Before Heartless Bastards took the stage on May 30, the first thing to do was just to turn around and take it all in.
We were at the front of the Mohawk outdoor stage for take two of night two of the dive-ily magical Red River venue’s live-music comeback, delayed 48 hours by the previous Friday’s rain and lightning. There would be plenty of time — about 20 minutes shy of two hours, as it turned out — to take in what would be happening onstage in front of us. Before that, I needed to look behind us, to remember what a genuine crowd looks like. The Mohawk’s distinctive three-level layout offered the perfect opportunity to recapture the feeling of something so exciting and familiar, yet foreign for the past year and change. In fact, the Mohawk was the site of the last real concert I’d attended: Destroyer on Feb. 26, 2020.
The floor would eventually fill, but it was doing so pretty slowly — somewhat surprisingly so, since it hadn’t rained in a meaningful way in about two hours. But on the middle level, seats were filling in a hurry, perhaps owing to its access to the covered top patio in case the rain started again. There was something novel about just seeing … faces. Dozens of faces, in close proximity, looking down, stirring, anticipating. This is OK again now, right? It felt right. Even with Pfizer’s master concoction pflowing (sorry) through me for some time now, it also felt just a little dangerous.
Then the retooled Bastards took the stage, and it was definitely right.
It’s a whole new cast around mega-voice and guitarist Erika Wennerstrom. But as long as Wennerstrom’s presence is intact, holding onto the Bastards name is justified with any backing crew, from virtuosos to robots to holograms. And what the new six-piece version of Heartless Bastards showed on Sunday were depth and textures that suggest the new Bastards might be an even better live kick than the old one.

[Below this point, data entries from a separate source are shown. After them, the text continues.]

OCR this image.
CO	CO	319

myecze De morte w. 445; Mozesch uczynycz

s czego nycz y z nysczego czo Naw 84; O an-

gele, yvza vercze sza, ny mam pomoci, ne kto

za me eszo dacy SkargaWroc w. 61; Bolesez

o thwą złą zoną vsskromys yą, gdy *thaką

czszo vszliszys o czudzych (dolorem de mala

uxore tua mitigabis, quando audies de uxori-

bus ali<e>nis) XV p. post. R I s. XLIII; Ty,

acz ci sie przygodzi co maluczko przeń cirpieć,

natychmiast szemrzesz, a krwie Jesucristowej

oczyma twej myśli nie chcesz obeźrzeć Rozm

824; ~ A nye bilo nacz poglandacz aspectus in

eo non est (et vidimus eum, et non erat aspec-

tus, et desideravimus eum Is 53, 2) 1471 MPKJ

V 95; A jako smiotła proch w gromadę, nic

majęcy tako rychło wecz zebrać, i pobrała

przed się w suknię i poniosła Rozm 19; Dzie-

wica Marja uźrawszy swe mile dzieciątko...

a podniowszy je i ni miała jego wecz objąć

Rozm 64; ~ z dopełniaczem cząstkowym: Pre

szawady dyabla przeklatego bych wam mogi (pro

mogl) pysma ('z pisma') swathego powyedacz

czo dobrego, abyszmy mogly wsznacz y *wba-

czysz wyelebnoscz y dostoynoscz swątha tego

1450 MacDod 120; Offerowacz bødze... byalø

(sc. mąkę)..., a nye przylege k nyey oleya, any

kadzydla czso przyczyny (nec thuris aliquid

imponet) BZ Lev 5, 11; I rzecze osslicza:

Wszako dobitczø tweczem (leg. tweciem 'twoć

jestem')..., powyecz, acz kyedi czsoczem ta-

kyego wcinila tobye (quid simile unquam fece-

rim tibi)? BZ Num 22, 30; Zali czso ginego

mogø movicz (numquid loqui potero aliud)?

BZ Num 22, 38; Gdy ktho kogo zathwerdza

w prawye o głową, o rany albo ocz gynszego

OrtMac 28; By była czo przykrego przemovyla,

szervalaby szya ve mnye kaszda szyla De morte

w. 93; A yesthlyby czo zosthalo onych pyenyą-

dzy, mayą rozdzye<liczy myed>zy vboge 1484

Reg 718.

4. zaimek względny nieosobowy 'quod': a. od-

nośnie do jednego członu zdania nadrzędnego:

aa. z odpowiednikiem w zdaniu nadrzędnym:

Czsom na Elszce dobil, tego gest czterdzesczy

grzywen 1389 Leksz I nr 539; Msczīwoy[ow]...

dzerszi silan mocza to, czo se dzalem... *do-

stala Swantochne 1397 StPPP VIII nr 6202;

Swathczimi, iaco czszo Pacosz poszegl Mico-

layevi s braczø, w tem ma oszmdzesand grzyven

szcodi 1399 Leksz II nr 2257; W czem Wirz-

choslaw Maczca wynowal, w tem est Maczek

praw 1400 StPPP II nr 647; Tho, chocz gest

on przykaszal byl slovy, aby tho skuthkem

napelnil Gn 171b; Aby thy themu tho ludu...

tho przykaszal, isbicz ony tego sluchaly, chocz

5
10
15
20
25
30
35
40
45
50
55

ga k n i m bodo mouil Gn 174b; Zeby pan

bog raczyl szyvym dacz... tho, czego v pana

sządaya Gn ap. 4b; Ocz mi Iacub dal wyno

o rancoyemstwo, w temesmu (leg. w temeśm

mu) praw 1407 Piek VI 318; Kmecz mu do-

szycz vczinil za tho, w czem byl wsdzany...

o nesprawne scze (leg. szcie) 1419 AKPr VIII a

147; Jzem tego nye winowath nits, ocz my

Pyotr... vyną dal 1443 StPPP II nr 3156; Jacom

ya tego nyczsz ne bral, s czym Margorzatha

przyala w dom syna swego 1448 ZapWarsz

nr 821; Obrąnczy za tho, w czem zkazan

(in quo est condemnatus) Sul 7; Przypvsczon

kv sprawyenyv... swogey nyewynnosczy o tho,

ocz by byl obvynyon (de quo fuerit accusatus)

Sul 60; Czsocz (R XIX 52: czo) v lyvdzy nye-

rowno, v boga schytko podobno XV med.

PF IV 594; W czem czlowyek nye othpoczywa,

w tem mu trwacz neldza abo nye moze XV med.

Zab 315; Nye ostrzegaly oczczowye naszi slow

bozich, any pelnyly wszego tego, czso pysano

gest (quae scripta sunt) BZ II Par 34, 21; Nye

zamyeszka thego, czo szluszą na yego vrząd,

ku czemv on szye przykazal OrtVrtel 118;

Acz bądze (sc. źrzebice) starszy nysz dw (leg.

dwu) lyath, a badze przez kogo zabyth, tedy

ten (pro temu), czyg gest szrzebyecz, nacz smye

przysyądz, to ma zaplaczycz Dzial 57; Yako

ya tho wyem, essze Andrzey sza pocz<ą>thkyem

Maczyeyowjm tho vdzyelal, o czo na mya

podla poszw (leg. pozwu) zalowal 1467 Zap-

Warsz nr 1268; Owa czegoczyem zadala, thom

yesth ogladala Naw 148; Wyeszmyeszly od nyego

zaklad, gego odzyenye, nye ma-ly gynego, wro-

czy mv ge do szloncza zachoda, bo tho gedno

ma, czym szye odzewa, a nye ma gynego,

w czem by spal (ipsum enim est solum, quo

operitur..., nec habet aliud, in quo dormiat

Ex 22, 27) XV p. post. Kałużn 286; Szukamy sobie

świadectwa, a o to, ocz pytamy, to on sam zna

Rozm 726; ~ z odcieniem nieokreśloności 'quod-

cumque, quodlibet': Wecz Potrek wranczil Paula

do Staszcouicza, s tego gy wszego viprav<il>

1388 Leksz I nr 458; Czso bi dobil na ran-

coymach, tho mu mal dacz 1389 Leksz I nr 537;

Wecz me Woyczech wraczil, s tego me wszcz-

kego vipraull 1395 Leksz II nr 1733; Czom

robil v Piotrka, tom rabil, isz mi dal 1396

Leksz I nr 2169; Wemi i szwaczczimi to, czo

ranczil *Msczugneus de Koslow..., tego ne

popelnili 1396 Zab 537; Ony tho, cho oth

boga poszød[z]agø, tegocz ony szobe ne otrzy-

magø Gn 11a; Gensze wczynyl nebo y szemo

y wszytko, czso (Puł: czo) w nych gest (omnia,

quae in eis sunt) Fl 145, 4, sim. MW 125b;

As Wennerstrom and crew sailed through a discography-spanning selection of Bastards music — from their garage-ier days of debut album Stairs & Elevators to the country-inflected rock-icana they’ve become widely known for — I kept taking in more signs of the familiar to go with all those faces behind me. It started with the now-9-year-old (seriously?) anthemic opener “Parted Ways,” which they didn’t finish before sweat was already starting to glisten on Wennerstrom’s face. Remember when we used to take seeing music stars sweating through a set for granted? No longer.

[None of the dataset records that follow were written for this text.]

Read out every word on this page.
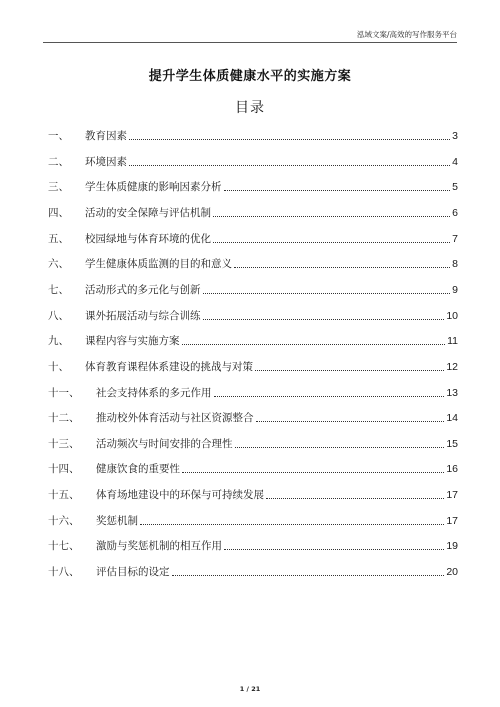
泓域文案/高效的写作服务平台
提升学生体质健康水平的实施方案
目录
一、	教育因素	3
二、	环境因素	4
三、	学生体质健康的影响因素分析	5
四、	活动的安全保障与评估机制	6
五、	校园绿地与体育环境的优化	7
六、	学生健康体质监测的目的和意义	8
七、	活动形式的多元化与创新	9
八、	课外拓展活动与综合训练	10
九、	课程内容与实施方案	11
十、	体育教育课程体系建设的挑战与对策	12
十一、	社会支持体系的多元作用	13
十二、	推动校外体育活动与社区资源整合	14
十三、	活动频次与时间安排的合理性	15
十四、	健康饮食的重要性	16
十五、	体育场地建设中的环保与可持续发展	17
十六、	奖惩机制	17
十七、	激励与奖惩机制的相互作用	19
十八、	评估目标的设定	20
1 / 21
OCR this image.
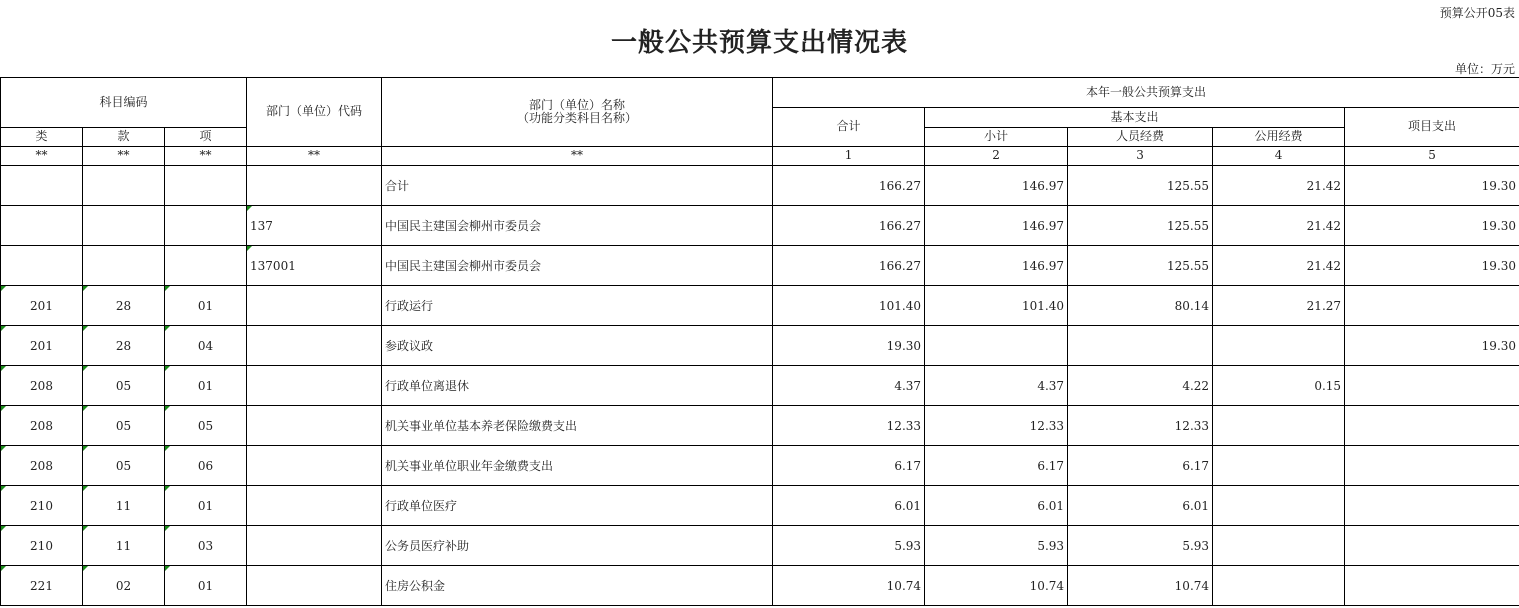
预算公开05表
一般公共预算支出情况表
单位：万元
科目编码			部门（单位）代码	部门（单位）名称
（功能分类科目名称）	本年一般公共预算支出				
					合计	基本支出			项目支出
类	款	项				小计	人员经费	公用经费	
**	**	**	**	**	1	2	3	4	5
				合计	166.27	146.97	125.55	21.42	19.30
			137	中国民主建国会柳州市委员会	166.27	146.97	125.55	21.42	19.30
			137001	中国民主建国会柳州市委员会	166.27	146.97	125.55	21.42	19.30
201	28	01		行政运行	101.40	101.40	80.14	21.27	
201	28	04		参政议政	19.30				19.30
208	05	01		行政单位离退休	4.37	4.37	4.22	0.15	
208	05	05		机关事业单位基本养老保险缴费支出	12.33	12.33	12.33		
208	05	06		机关事业单位职业年金缴费支出	6.17	6.17	6.17		
210	11	01		行政单位医疗	6.01	6.01	6.01		
210	11	03		公务员医疗补助	5.93	5.93	5.93		
221	02	01		住房公积金	10.74	10.74	10.74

Hearing Wennerstrom overwhelm and melt a microphone had that proverbial old-shoe feeling, too. Her scaling and descent of a skyscraper-like vocal ladder, the uncommonly full-bodied falsetto that always makes folky offerings like “Only For You” so striking and resonant … coming from someone who’s now seen her live about seven times, it never gets old.
Backed by this bigger, beefier-sounding group of backing Bastards — Lauren Gurgiolo on guitar, Beth Harris on backing vocals, Jonas Wilson on keyboards, Sam Pankey on bass and Greg Clifford on drums — Wennerstrom sounded in mid-tour form. The band ably backed her throughout, including standout moments like her grand solo masterpiece “Extraordinary Love,” last year’s politically and spiritually charged Bastards return “Revolution,” and the high-powered nod to Stairs & Elevators with “Swamp Song” and “Gray.” It’s gratifying that nearly 20 years and a significant sound evolution later, Wennerstrom has never left those days behind in the Bastards’ live shows. The noisy live rush on “Gray” was another representation of something I’ve been missing for over a year: A rock ‘n’ roll band just ripping through a fist-pumping three-minute banger.

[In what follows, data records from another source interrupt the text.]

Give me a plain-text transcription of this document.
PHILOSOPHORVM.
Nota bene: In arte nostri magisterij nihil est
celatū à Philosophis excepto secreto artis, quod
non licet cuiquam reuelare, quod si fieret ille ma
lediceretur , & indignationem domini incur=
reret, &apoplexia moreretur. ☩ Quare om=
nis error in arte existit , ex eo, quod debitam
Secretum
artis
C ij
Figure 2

And hell, even a few technical issues served to make this return to normalcy feel aggressively … normal. You go to enough local shows, you know that’s always a potential part of the deal. Gurgiolo — situated directly above us on stage left and an initiator of friendly conversation during both sound check and the show itself — had some sound/equipment difficulties between her tastily executed solos (delivered with distinctively tense body language). Wennerstrom had some problems with her guitar as well.
“We got some technical stuff,” Wennerstrom said at one point while the band tried to work all that out. “You know one thing about COVID: Not that much fazes me these days.” As the problem went unresolved, she went into a brief, wry filibuster: “It’s been a crazy year, huh? Helluva year, right?”
After the Bastards closed with “Revolution,” the gratitude Wennerstrom showed to be back was genuine, touching and entirely mutual. The Bastards will release the band’s first album in six years in September, and new material mixed into the set, such as a song apparently called “You Never Know,” suggested the beat will go on for Wennerstrom and whatever her vision is for the band’s future output. For now though, the presence of genuine live music is enough. This was a real, full-fat, full-sugar, full-taste show, not a diet one with shaky broadband or other “not the same” restrictions. Heartless Bastards were a perfect return to it.